Since bottoming on April 12th, the SPDR Homebuilders ETF (XHB) is up 12.5%; twice as much as the S&P 500’s gain of 6%. If you are surprised by that statement you are not alone. I still find it hard to believe even after staring at the chart.
I have written several articles on the subprime fiasco (Subprime Lenders Gone Too Far – A Time Bomb Waiting to Explode and The Real Estate Market: Why “Bottom” is a Dirty Word) including one discussing an ideal short setup provided courtesy of New Century (Nailed Subprime Trade w/Help From Napoleon Hill & Donald Trump). As the shorts stopped working around mid-April, I moved on. Needless to say that has proved to be the right move.
On Monday, it was brought to my attention that the XHB had recently made a higher low and it looked like a technical buy.
How could this be? Had I missed some news? I quickly reviewed some of the latest news from the last few weeks.
- May 18, (AP) — Federal Reserve Chairman Ben Bernanke has repeatedly said this year’s mortgage fallout is likely to remain “contained,” but there is plentiful evidence the credit problems plaguing home lenders have hurt companies across a much broader range of the economy
- May 17, (AP) — The nearly two-year housing slump has taken its toll on a number of related industries, including major home improvement retailers whose demand relies on fixer-up or remodeling projects undertaken when homes change hands.
- May 15, (Market Watch) — Home Depot Inc., still smarting from the faltering U.S. housing market and a host of operational issues, on Tuesday posted a 30% drop in quarterly profit and warned that earnings for the year will fall to the low end of projections.
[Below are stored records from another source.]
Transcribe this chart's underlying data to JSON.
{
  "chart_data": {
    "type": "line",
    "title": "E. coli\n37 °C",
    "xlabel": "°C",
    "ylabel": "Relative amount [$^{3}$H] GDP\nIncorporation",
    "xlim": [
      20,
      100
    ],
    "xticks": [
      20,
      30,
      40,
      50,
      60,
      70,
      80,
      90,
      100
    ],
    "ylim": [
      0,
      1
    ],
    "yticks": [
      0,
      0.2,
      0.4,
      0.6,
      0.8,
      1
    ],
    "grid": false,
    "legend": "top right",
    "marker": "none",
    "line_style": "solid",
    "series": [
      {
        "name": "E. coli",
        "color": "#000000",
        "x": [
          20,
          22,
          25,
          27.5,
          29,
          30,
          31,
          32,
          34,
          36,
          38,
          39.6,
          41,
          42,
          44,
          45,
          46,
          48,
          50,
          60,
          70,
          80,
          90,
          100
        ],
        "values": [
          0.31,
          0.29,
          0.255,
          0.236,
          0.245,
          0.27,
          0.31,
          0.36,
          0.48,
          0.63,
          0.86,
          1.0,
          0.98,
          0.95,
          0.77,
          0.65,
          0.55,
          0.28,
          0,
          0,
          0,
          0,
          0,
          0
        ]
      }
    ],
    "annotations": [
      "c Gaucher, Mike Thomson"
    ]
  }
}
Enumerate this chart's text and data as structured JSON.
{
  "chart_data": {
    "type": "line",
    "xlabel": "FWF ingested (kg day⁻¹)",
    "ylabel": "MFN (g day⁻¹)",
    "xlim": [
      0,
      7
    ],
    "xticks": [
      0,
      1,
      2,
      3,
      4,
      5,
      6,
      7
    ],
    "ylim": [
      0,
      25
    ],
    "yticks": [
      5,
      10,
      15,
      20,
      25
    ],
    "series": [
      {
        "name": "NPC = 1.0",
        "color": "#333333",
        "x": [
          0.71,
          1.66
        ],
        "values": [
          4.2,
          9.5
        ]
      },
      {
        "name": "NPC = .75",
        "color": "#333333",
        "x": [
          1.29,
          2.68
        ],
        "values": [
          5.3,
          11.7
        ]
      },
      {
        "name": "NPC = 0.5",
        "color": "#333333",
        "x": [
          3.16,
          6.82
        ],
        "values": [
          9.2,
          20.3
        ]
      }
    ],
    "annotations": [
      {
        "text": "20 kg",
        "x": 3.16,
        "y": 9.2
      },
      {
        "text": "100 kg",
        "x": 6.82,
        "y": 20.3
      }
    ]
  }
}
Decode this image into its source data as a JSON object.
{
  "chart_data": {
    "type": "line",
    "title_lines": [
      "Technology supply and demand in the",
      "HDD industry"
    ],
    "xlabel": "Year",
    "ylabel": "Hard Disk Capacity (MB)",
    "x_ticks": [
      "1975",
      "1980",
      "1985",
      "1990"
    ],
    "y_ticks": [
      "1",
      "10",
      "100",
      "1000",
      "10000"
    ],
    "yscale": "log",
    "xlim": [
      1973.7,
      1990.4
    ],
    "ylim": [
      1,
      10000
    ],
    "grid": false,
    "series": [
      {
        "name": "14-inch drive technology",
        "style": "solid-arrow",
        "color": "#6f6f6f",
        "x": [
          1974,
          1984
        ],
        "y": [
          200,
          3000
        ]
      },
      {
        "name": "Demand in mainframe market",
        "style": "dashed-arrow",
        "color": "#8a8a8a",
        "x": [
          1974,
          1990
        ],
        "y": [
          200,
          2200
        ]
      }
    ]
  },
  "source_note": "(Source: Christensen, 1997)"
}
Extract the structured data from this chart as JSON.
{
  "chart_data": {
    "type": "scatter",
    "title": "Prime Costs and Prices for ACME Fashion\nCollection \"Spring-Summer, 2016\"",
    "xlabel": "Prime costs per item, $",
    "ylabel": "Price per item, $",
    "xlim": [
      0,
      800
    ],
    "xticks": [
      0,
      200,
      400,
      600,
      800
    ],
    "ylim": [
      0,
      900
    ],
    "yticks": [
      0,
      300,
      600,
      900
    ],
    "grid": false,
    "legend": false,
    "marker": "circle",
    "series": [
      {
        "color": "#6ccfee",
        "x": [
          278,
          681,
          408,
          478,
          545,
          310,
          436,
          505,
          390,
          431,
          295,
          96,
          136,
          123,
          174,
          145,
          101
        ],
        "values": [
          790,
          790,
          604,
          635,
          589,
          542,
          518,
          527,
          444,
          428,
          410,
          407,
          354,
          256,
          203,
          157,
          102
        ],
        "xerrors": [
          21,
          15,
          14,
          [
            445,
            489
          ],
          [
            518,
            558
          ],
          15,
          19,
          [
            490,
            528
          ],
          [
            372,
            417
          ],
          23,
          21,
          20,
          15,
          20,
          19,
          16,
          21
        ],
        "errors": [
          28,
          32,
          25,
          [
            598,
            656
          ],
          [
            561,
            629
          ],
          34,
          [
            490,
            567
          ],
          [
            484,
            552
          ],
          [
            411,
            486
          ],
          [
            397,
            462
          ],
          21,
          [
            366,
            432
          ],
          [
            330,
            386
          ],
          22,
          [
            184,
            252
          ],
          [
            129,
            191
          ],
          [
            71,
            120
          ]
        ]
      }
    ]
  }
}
Even the good news is good in a strange kind of way.
- May 15, (The Street dot Com) — The Commerce Department said Wednesday that new housing permits tumbled 9% from March to April. The decline signals that homebuilders are slowing down construction to clear the excess inventory in the market.
On Monday, the tape was saying buy the homebuilders – putting my macro views and the tape in opposition.
“The desire for constant action irrespective of underlying conditions is responsible for many losses in Wall Street even among the professionals, who feel that they must take home some money every day, as though they were working for regular wages.” Jesse Livermore
Sometimes it is better just to stand aside. So, I passed on the trade.
Out of curiosity, I decided to dig a little deeper to see if I could figure out what kick started the rally. Champion Enterprises (CHB), Centex Corp (CTX), Mohawk Industries (MHK), Beazer Homes (BZH) and WCI Communities (WCI) led the XHB during the week of April 13th.
The news surrounding these stocks was mixed at best.
- April 19, (AP) — Mohawk Industries Inc., a flooring supplier, on Thursday said the residential business remains “challenging” in all product categories, but it still expects its second quarter to produce stronger results than its first quarter.
- April 18, (AP) — Shares of Champion Enterprises Inc., which manufactures homes and military barracks, rallied Wednesday after several analysts maintained bullish ratings on the stock, despite the company’s lower-than-expected first-quarter report.
- April 11, (CNNMoney.com) — The National Association of Realtors said Wednesday it expects its measure of home prices to fall this year for the first time since the group began keeping track nearly 40 years ago. In its latest monthly forecast, the real estate group said it expects a 0.7 percent decline in the median price of an existing home sold in 2007. A month ago it had been projecting a 1.2 percent increase.
I had no regrets as I watched XHB climb 3% on Tuesday. My present views on housing wouldn’t have allowed a large commitment to this trade anyway. I feel better when I think of it from that perspective. 🙂
The bottom-line is that market could care less about my thinking or views – the homebuilders are in rally mode.